Commit messages often follow some specific formatting rules, see Good commit messages for more information.
If you have changed a lot of files in the directory, rather than listing each one of them, you could use:
git add --all # equivalent to "git add -a"
Or to add all changes, not including files that have been deleted, from the top-level directory and subdirectories:
git add .
Or to only add files which are currently tracked ("update"):
git add -u
If desired, review the staged changes:
git status # display a list of changed files
git diff --cached # shows staged changes inside staged files
Finally, commit the changes:
git commit -m "Commit message here"
Alternately, if you have only modified existing files or deleted files, and have not created any new ones, you can combine the actions of git add
and git commit
in a single command:
git commit -am "Commit message here"
Note that this will stage all modified files in the same way as git add --all
.
You should never commit any sensitive data, such as passwords or even private keys.

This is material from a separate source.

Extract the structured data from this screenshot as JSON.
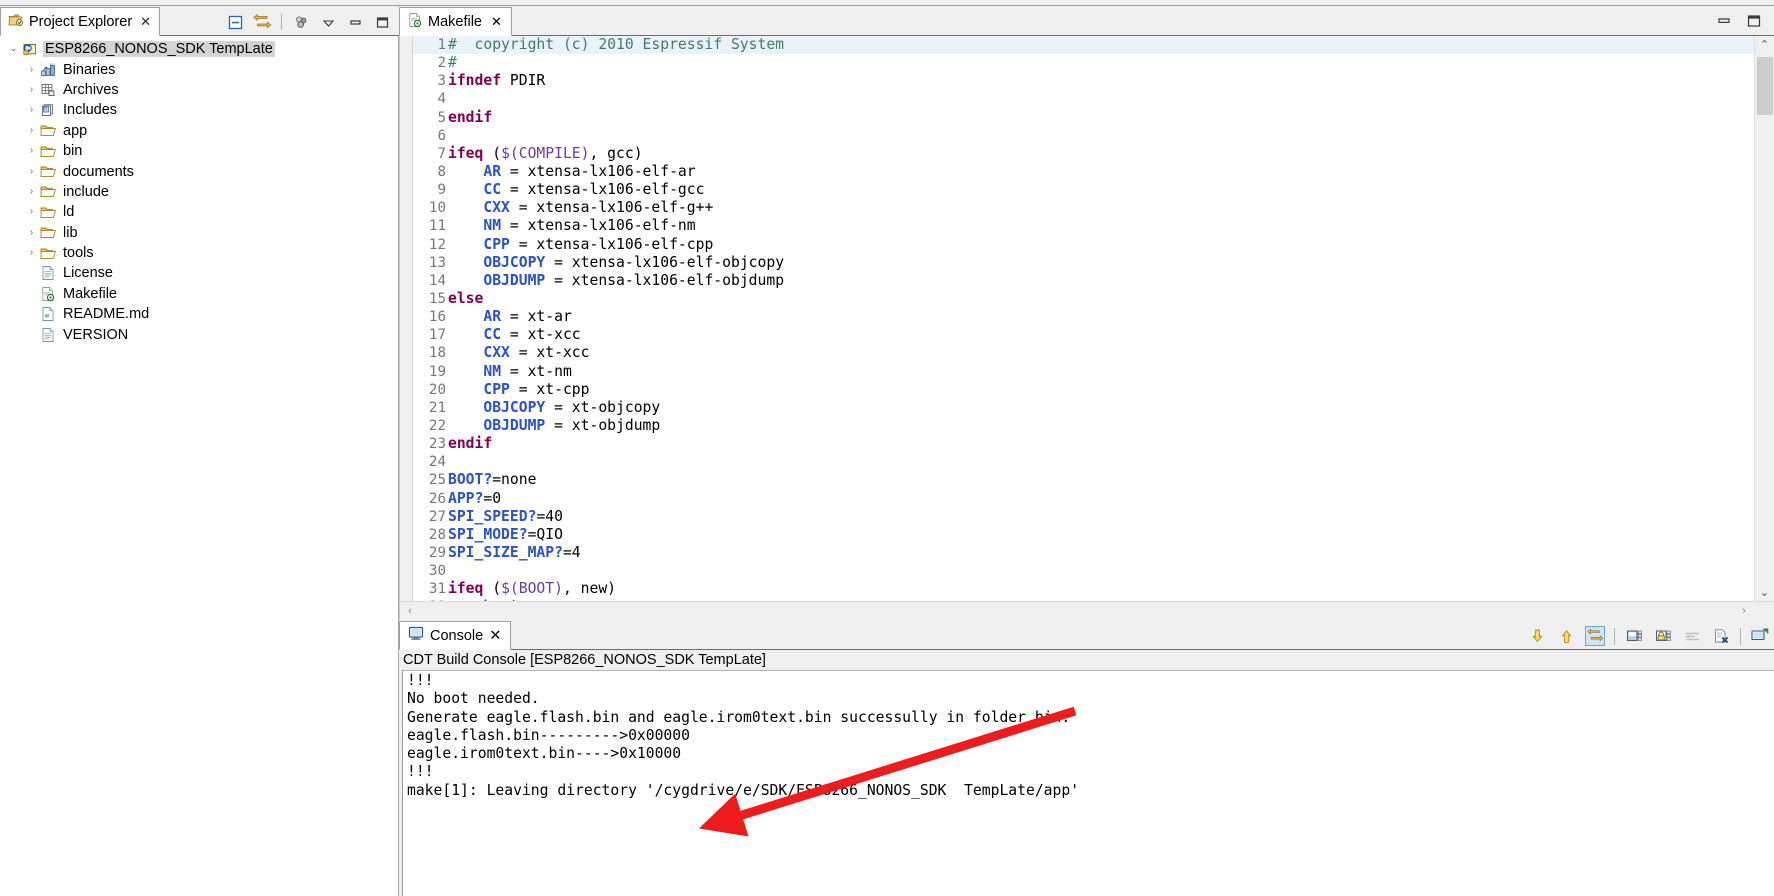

If this case happens and the changes are already pushed to a central server, consider any sensitive data as compromised. Otherwise, it is possible to remove such data afterwards. A fast and easy solution is the usage of the "BFG Repo-Cleaner": https://rtyley.github.io/bfg-repo-cleaner/.
The command bfg --replace-text passwords.txt my-repo.git
reads passwords out of the passwords.txt
file and replaces these with ***REMOVED***
. This operation considers all previous commits of the entire repository.